The companies call this customer upselling “personalized service” and promote it as customizing the tax preparation experience to your individual needs. If only they could figure out a reason for you to send a DNA sample, then their data personalization could really take off. DNA has as much use in tax preparation as it does in diet recommendations. The Post reports that H&R Block asks to share your data with its overseas affiliated companies. You can choose not to do so, and you can revoke permission after jumping through some hoops. The Post points out that tax company Intuit “recently acquired Credit Karma, whose entire business model … asks you to pay with your privacy for free services like credit scores.” So it is clear that tax preparation companies like Intuit see their future revenues arising from treating their tax preparation customers as the products for data-hungry business customers. They have gathered a tax-preparing herd, and now they are milking it.
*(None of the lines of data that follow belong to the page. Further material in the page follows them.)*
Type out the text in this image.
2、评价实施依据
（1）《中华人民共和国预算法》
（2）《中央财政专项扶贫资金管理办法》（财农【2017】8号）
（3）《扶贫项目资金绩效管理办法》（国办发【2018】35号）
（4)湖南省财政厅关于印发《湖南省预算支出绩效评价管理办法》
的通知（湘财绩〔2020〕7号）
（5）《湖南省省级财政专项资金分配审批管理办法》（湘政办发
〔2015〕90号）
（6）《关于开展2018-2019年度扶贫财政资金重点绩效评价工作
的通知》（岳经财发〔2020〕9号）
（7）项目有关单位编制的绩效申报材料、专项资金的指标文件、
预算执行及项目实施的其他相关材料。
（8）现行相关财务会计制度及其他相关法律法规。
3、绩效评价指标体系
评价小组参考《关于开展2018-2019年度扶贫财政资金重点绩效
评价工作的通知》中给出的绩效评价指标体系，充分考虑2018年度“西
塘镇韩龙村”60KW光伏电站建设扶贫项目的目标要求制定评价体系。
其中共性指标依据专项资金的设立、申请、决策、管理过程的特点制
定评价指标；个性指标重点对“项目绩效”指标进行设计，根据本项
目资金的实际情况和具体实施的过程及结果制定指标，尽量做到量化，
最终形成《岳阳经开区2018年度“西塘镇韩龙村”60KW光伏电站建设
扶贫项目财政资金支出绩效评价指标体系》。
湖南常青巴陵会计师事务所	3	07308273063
Other kinds of life advice companies beyond diet and tax-prep are surely moving into this data-rich space, and milking paying customers for more and more economically valuable data. Realtors, accountants, bartenders, feng shui consultants – all of our advisors and vendors can adopt this data centric model. Who knows what your dry cleaner is capturing about your behavior?
Read your options carefully before entering into an advisor relationship. Make sure you understand what advantages the “premium package” provides, because you are likely paying for it with both money and chunks of your privacy. If you send or allow collection of extra sensitive information, confirm that you understand what the vendor will use the data for. New laws allow a broader window into the data habits of your advisors. Take advantage of the new knowledge.